Ecstasy gang who ran factory from Scarborough seafront flat jailed

Sandside ecstasy gang Scarborough
The gang operated out of a flat on Sandside in Scarborough. Credit: Google/North Yorkshire Police

Four gang members who used a seafront holiday apartment as a makeshift ecstasy factory have been jailed.

Police seized 70,000 tablets when they raided the flat on Sandside in Scarborough.

A cement mixer, pill press, molds, powders to create different coloured pills, scales and storage and packaging facilties were also found.

The apartment block was owned by gang ringleader, 45-year-old Sabastian Kaminski.

It was used as a base to turn crystalised high-purity MDMA into tablets which were then sold in bulk across the country.

To increase their profits, the gang used adulterants to produce an inferior product that looked like ecstasy.

North Yorkshire Police said they used substitute ingredients which increased the health risks to users.

Kaminski and his accomplice, Marcin Glowacki, 33, also of Scarborough, made the pills and delivered them to their buyers, from North Yorkshire to London.

Two other men involved in the operation, Daniel Nartowicz, 34 from Haringey, London and Maciej Kupiec, 31, from Hull, were used as couriers.

Police observed Nartowicz arriving in Scarborough and exchanging large holdalls with Glowacki.

On one occasion Nartowicz was stopped by officers on the M1 in Leicestershire as he travelled south.

They found two holdalls with containing 45,000 tablets and £13,600 in cash.

If sold on the streets, the seized drugs would have had a value of around £142,000.

The gang pleaded guilty to a total of 16 drug-related offences when they appeared at York Crown Court.

Kaminski was jailed for 8 years and 10 months.
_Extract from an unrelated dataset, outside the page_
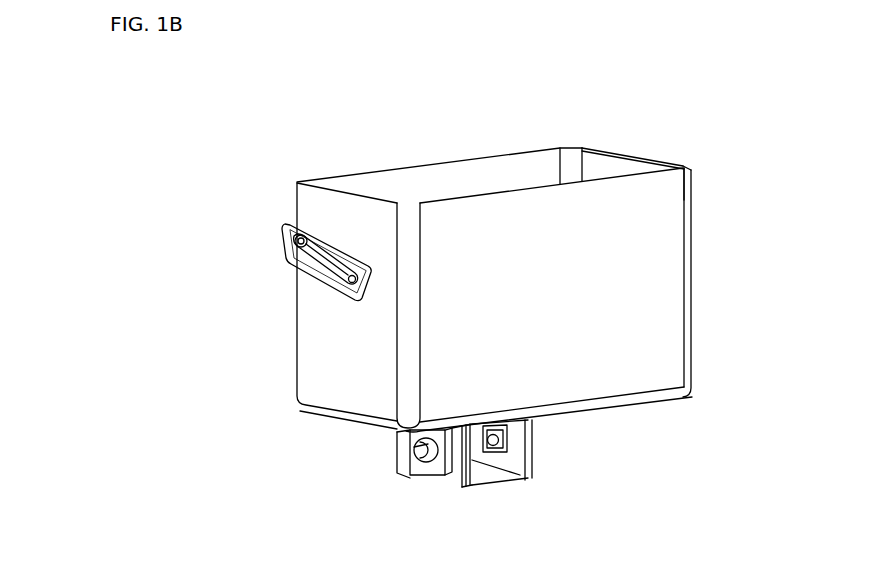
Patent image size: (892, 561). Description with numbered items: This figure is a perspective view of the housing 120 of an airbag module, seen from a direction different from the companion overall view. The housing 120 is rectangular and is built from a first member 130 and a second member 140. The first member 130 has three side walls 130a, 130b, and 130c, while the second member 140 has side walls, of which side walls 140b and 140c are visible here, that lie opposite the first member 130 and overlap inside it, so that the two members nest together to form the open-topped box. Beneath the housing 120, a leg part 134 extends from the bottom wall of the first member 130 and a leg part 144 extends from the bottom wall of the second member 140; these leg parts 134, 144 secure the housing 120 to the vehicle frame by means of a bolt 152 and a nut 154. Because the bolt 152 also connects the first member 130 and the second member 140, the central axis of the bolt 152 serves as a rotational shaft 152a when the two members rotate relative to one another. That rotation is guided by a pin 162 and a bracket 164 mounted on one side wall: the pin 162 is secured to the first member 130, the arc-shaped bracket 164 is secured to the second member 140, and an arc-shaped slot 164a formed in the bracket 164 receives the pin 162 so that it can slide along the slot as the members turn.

Glowacki was jailed for 6 years and two months. Nartowicz received a sentence of 3 years and one month. Kupiec was jailed for two years and seven months.

Det Con Laurence Longworth, of North Yorkshire Police’s Organised Crime Unit, said: “This group put people’s lives at risk by contaminating drugs with substances which increase the risk of harm.

"They did this for their own financial benefit and without the knowledge of those who would go on to use them."